Lässig lehnte er sich gegen einen Labortisch.

„Da war ich schon unterwegs.“ Sein Blick nahm einen erwartungsvollen Ausdruck an. „Hat sich mein Verdacht bestätigt?“

„Nein.“

Überrascht hob er die Brauen.

„Nein?“

„Nein“, wiederholte Antonia. „Keine Fremdeinwirkung.“

„Sicher?“

Ein spöttisches Lächeln umspielte ihre Lippen.

„Wann wirst du endlich mal eine normale Todesursache akzeptieren? Der Mann ist an einem Herzinfarkt gestorben.“

„Könnte es nicht auch Gift gewesen sein? Hast du eine toxikologische Untersuchung durchgeführt?“

Der Blick, mit dem sie ihn bedachte, war geeignet, ihn mehrere Meter tief in den Boden zu versenken.
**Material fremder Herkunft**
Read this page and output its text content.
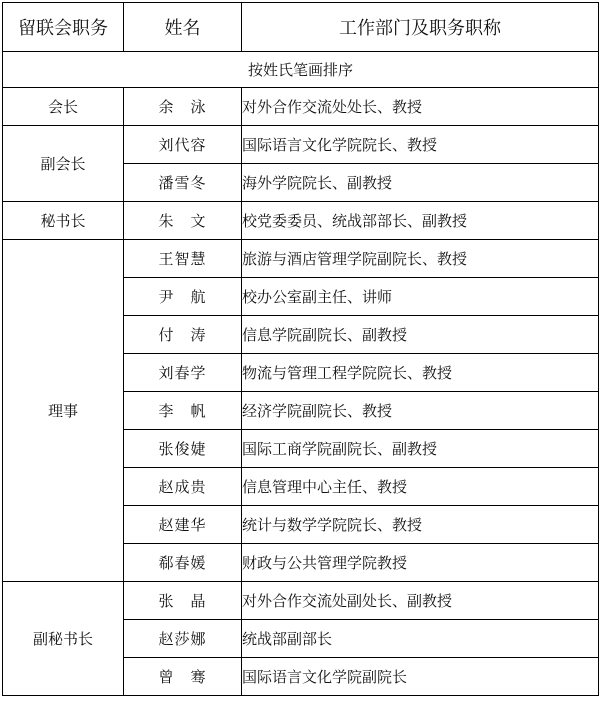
留联会职务	姓名	工作部门及职务职称
按姓氏笔画排序		
会长	余　泳	对外合作交流处处长、教授
副会长	刘代容	国际语言文化学院院长、教授
	潘雪冬	海外学院院长、副教授
秘书长	朱　文	校党委委员、统战部部长、副教授
理事	王智慧	旅游与酒店管理学院副院长、教授
	尹　航	校办公室副主任、讲师
	付　涛	信息学院副院长、副教授
	刘春学	物流与管理工程学院院长、教授
	李　帆	经济学院副院长、教授
	张俊婕	国际工商学院副院长、副教授
	赵成贵	信息管理中心主任、教授
	赵建华	统计与数学学院院长、教授
	郗春媛	财政与公共管理学院教授
副秘书长	张　晶	对外合作交流处副处长、副教授
	赵莎娜	统战部副部长
	曾　骞	国际语言文化学院副院长
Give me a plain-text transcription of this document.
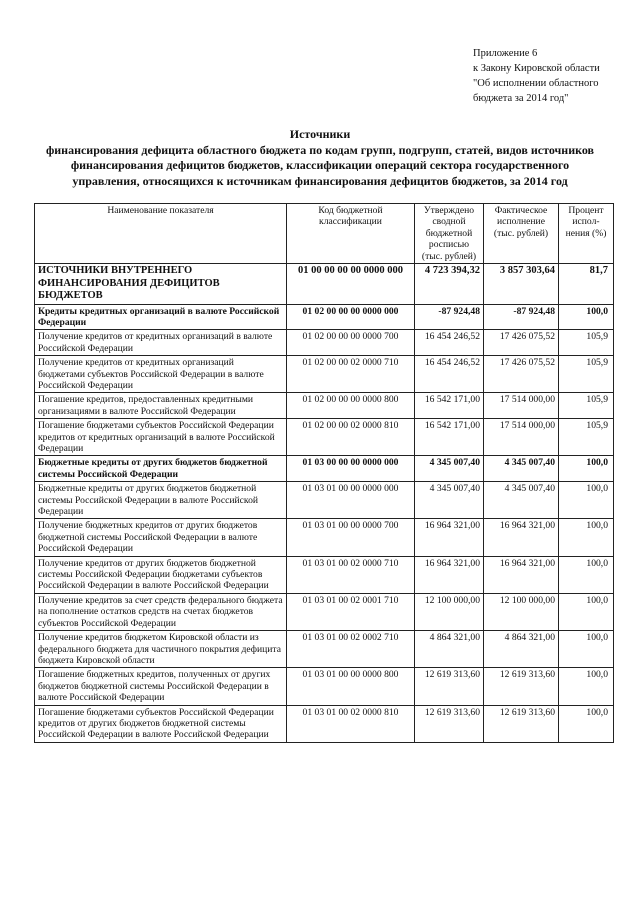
Приложение 6
к Закону Кировской области
"Об исполнении областного
бюджета за 2014 год"
Источники
финансирования дефицита областного бюджета по кодам групп, подгрупп, статей, видов источников
финансирования дефицитов бюджетов, классификации операций сектора государственного
управления, относящихся к источникам финансирования дефицитов бюджетов, за 2014 год
Наименование показателя	Код бюджетной классификации	Утверждено сводной бюджетной росписью (тыс. рублей)	Фактическое исполнение (тыс. рублей)	Процент испол-нения (%)
ИСТОЧНИКИ ВНУТРЕННЕГО ФИНАНСИРОВАНИЯ ДЕФИЦИТОВ БЮДЖЕТОВ	01 00 00 00 00 0000 000	4 723 394,32	3 857 303,64	81,7
Кредиты кредитных организаций в валюте Российской Федерации	01 02 00 00 00 0000 000	-87 924,48	-87 924,48	100,0
Получение кредитов от кредитных организаций в валюте Российской Федерации	01 02 00 00 00 0000 700	16 454 246,52	17 426 075,52	105,9
Получение кредитов от кредитных организаций бюджетами субъектов Российской Федерации в валюте Российской Федерации	01 02 00 00 02 0000 710	16 454 246,52	17 426 075,52	105,9
Погашение кредитов, предоставленных кредитными организациями в валюте Российской Федерации	01 02 00 00 00 0000 800	16 542 171,00	17 514 000,00	105,9
Погашение бюджетами субъектов Российской Федерации кредитов от кредитных организаций в валюте Российской Федерации	01 02 00 00 02 0000 810	16 542 171,00	17 514 000,00	105,9
Бюджетные кредиты от других бюджетов бюджетной системы Российской Федерации	01 03 00 00 00 0000 000	4 345 007,40	4 345 007,40	100,0
Бюджетные кредиты от других бюджетов бюджетной системы Российской Федерации в валюте Российской Федерации	01 03 01 00 00 0000 000	4 345 007,40	4 345 007,40	100,0
Получение бюджетных кредитов от других бюджетов бюджетной системы Российской Федерации в валюте Российской Федерации	01 03 01 00 00 0000 700	16 964 321,00	16 964 321,00	100,0
Получение кредитов от других бюджетов бюджетной системы Российской Федерации бюджетами субъектов Российской Федерации в валюте Российской Федерации	01 03 01 00 02 0000 710	16 964 321,00	16 964 321,00	100,0
Получение кредитов за счет средств федерального бюджета на пополнение остатков средств на счетах бюджетов субъектов Российской Федерации	01 03 01 00 02 0001 710	12 100 000,00	12 100 000,00	100,0
Получение кредитов бюджетом Кировской области из федерального бюджета для частичного покрытия дефицита бюджета Кировской области	01 03 01 00 02 0002 710	4 864 321,00	4 864 321,00	100,0
Погашение бюджетных кредитов, полученных от других бюджетов бюджетной системы Российской Федерации в валюте Российской Федерации	01 03 01 00 00 0000 800	12 619 313,60	12 619 313,60	100,0
Погашение бюджетами субъектов Российской Федерации кредитов от других бюджетов бюджетной системы Российской Федерации в валюте Российской Федерации	01 03 01 00 02 0000 810	12 619 313,60	12 619 313,60	100,0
„Er litt an Arteriosklerose. Ursache und Wirkung – du verstehst? Ursache: krankes Herz, Wirkung: tot.“ Herausfordernd musterte sie ihn von den blonden Locken bis zu den schwarzen Turnschuhen. „Zweifelst du etwa an meiner Kompetenz?“

„Das würde ich mir nie erlauben“, versicherte er ihr hastig. „Man erzählt sich, dass du auf deinem Gebiet eine der Besten im ganzen Land bist.“

Scheinbar empört erhob sie sich.

„Wer sagt denn so was?“

„Alle, die das beurteilen können.“

„Dann muss es wohl stimmen.“ Nachdenklich trat sie ans Fenster. „Wie lange bist du jetzt eigentlich hier bei der Kripo?“

„Ungefähr seit acht Monaten.“

„Und wie lange bist du schon mit meiner Schwester zusammen?“

„Genau zehn Wochen ...“

„Aber...?“

Verlegen blickte er auf seine Schuhspitzen.
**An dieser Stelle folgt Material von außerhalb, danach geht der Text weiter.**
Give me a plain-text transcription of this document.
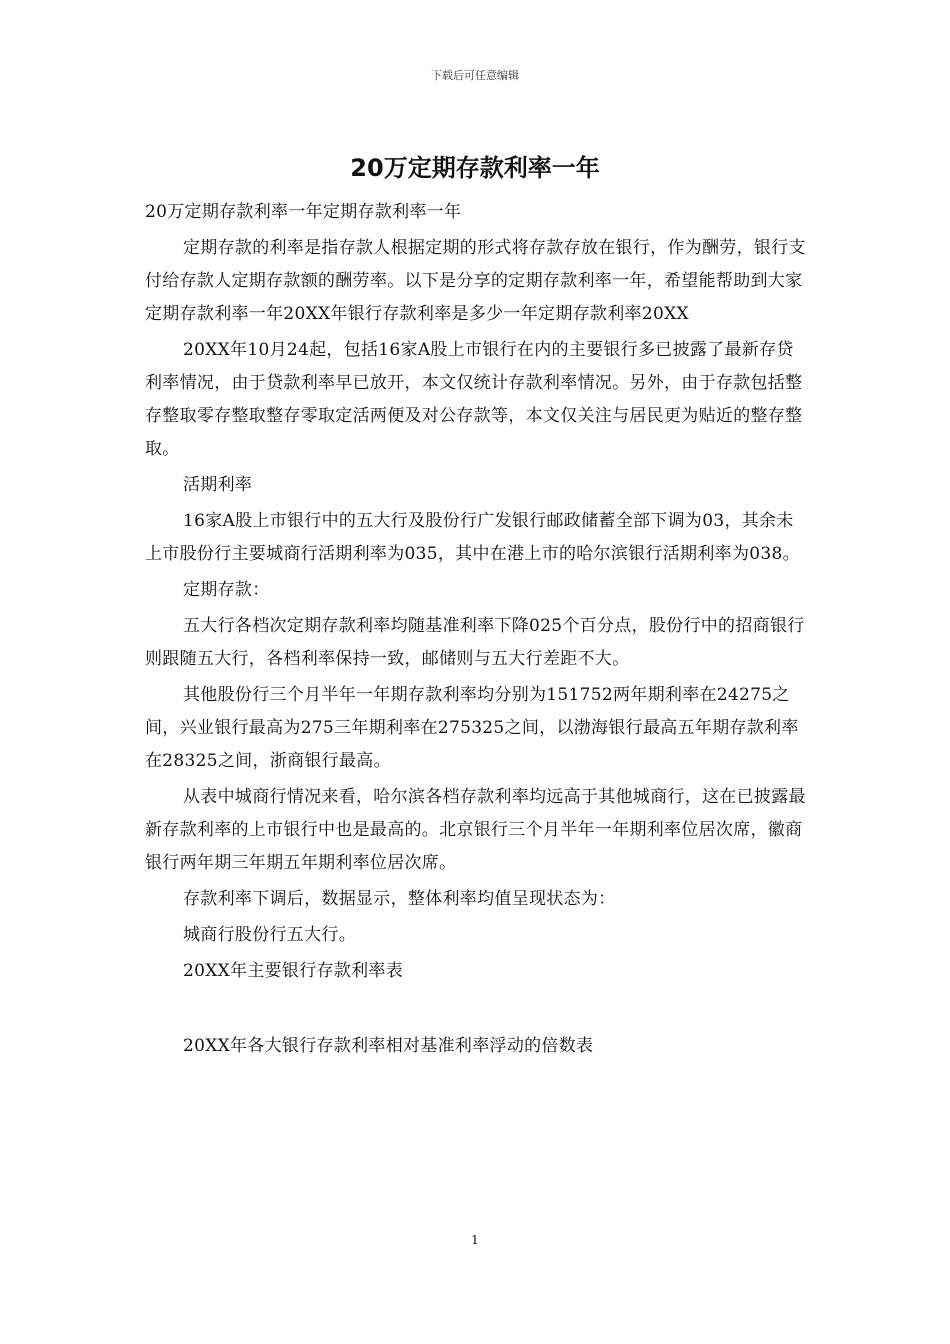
下载后可任意编辑
20万定期存款利率一年

20万定期存款利率一年定期存款利率一年

定期存款的利率是指存款人根据定期的形式将存款存放在银行，作为酬劳，银行支付给存款人定期存款额的酬劳率。以下是分享的定期存款利率一年，希望能帮助到大家定期存款利率一年20XX年银行存款利率是多少一年定期存款利率20XX

20XX年10月24起，包括16家A股上市银行在内的主要银行多已披露了最新存贷利率情况，由于贷款利率早已放开，本文仅统计存款利率情况。另外，由于存款包括整存整取零存整取整存零取定活两便及对公存款等，本文仅关注与居民更为贴近的整存整取。

活期利率

16家A股上市银行中的五大行及股份行广发银行邮政储蓄全部下调为03，其余未上市股份行主要城商行活期利率为035，其中在港上市的哈尔滨银行活期利率为038。

定期存款：

五大行各档次定期存款利率均随基准利率下降025个百分点，股份行中的招商银行则跟随五大行，各档利率保持一致，邮储则与五大行差距不大。

其他股份行三个月半年一年期存款利率均分别为151752两年期利率在24275之间，兴业银行最高为275三年期利率在275325之间，以渤海银行最高五年期存款利率在28325之间，浙商银行最高。

从表中城商行情况来看，哈尔滨各档存款利率均远高于其他城商行，这在已披露最新存款利率的上市银行中也是最高的。北京银行三个月半年一年期利率位居次席，徽商银行两年期三年期五年期利率位居次席。

存款利率下调后，数据显示，整体利率均值呈现状态为：

城商行股份行五大行。

20XX年主要银行存款利率表

20XX年各大银行存款利率相对基准利率浮动的倍数表

1
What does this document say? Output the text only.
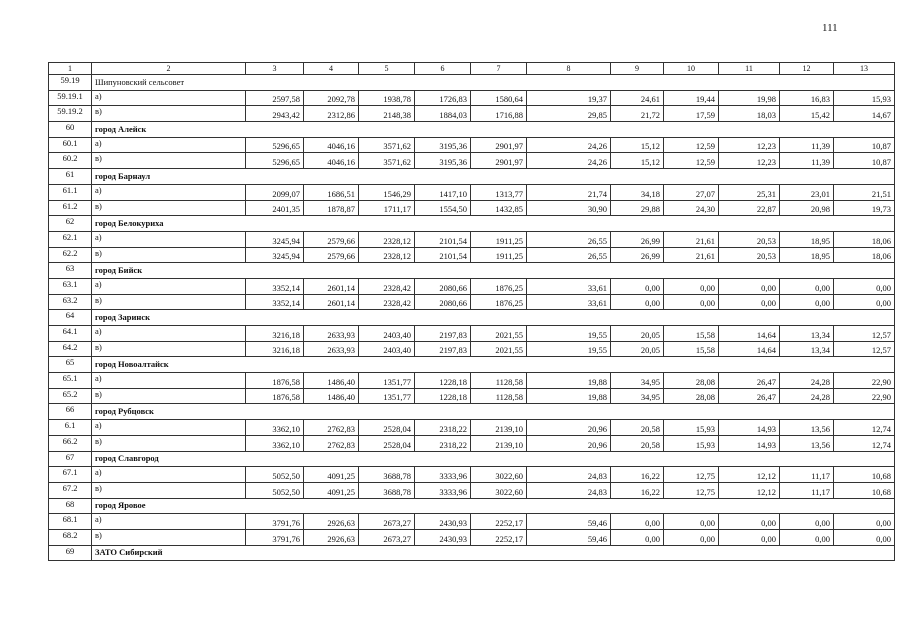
111
1	2	3	4	5	6	7	8	9	10	11	12	13
59.19	Шипуновский сельсовет											
59.19.1	а)	2597,58	2092,78	1938,78	1726,83	1580,64	19,37	24,61	19,44	19,98	16,83	15,93
59.19.2	в)	2943,42	2312,86	2148,38	1884,03	1716,88	29,85	21,72	17,59	18,03	15,42	14,67
60	город Алейск											
60.1	а)	5296,65	4046,16	3571,62	3195,36	2901,97	24,26	15,12	12,59	12,23	11,39	10,87
60.2	в)	5296,65	4046,16	3571,62	3195,36	2901,97	24,26	15,12	12,59	12,23	11,39	10,87
61	город Барнаул											
61.1	а)	2099,07	1686,51	1546,29	1417,10	1313,77	21,74	34,18	27,07	25,31	23,01	21,51
61.2	в)	2401,35	1878,87	1711,17	1554,50	1432,85	30,90	29,88	24,30	22,87	20,98	19,73
62	город Белокуриха											
62.1	а)	3245,94	2579,66	2328,12	2101,54	1911,25	26,55	26,99	21,61	20,53	18,95	18,06
62.2	в)	3245,94	2579,66	2328,12	2101,54	1911,25	26,55	26,99	21,61	20,53	18,95	18,06
63	город Бийск											
63.1	а)	3352,14	2601,14	2328,42	2080,66	1876,25	33,61	0,00	0,00	0,00	0,00	0,00
63.2	в)	3352,14	2601,14	2328,42	2080,66	1876,25	33,61	0,00	0,00	0,00	0,00	0,00
64	город Заринск											
64.1	а)	3216,18	2633,93	2403,40	2197,83	2021,55	19,55	20,05	15,58	14,64	13,34	12,57
64.2	в)	3216,18	2633,93	2403,40	2197,83	2021,55	19,55	20,05	15,58	14,64	13,34	12,57
65	город Новоалтайск											
65.1	а)	1876,58	1486,40	1351,77	1228,18	1128,58	19,88	34,95	28,08	26,47	24,28	22,90
65.2	в)	1876,58	1486,40	1351,77	1228,18	1128,58	19,88	34,95	28,08	26,47	24,28	22,90
66	город Рубцовск											
6.1	а)	3362,10	2762,83	2528,04	2318,22	2139,10	20,96	20,58	15,93	14,93	13,56	12,74
66.2	в)	3362,10	2762,83	2528,04	2318,22	2139,10	20,96	20,58	15,93	14,93	13,56	12,74
67	город Славгород											
67.1	а)	5052,50	4091,25	3688,78	3333,96	3022,60	24,83	16,22	12,75	12,12	11,17	10,68
67.2	в)	5052,50	4091,25	3688,78	3333,96	3022,60	24,83	16,22	12,75	12,12	11,17	10,68
68	город Яровое											
68.1	а)	3791,76	2926,63	2673,27	2430,93	2252,17	59,46	0,00	0,00	0,00	0,00	0,00
68.2	в)	3791,76	2926,63	2673,27	2430,93	2252,17	59,46	0,00	0,00	0,00	0,00	0,00
69	ЗАТО Сибирский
„Ich habe manchmal das Gefühl, dass es ihr nicht so ernst ist wie mir. Ich weiß genau, dass Franziska die Frau ist, die ich heiraten will. Aber wenn ich über unsere Zukunft spreche, weicht sie immer aus.“

„Franzi ist seit ihrer Scheidung vorsichtig geworden. Wahrscheinlich hat sie einfach Angst, dass es wieder schiefgehen könnte. Lass ihr ein bisschen Zeit.“

Verstehend nickte Pit.

„Okay.“

„Hast du Lust, sie morgen zu meiner Einweihungsparty zu begleiten?“

„Mit dem größten Vergnügen. – Danke für die Einladung.“

Rasch zog er sein läutendes Handy aus der Tasche. Kaum hatte er es am Ohr, erklang auch die Melodie von Antonias Mobiltelefon.

Während beide den Anrufern lauschten, tauschten sie einen vielsagenden Blick.

„Ich komme!“, sagten sie unisono und schalteten die Telefone ab.

„Fahren wir zusammen, Doc?“

„Ich folge dir in meinem Wagen.“

Der Fundort der Leiche, ein verlassenes Fabrikgelände, wurde gerade großräumig abgesperrt, als Antonia und der Kommissar dort kurz nach den Männern der Spurensicherung eintrafen.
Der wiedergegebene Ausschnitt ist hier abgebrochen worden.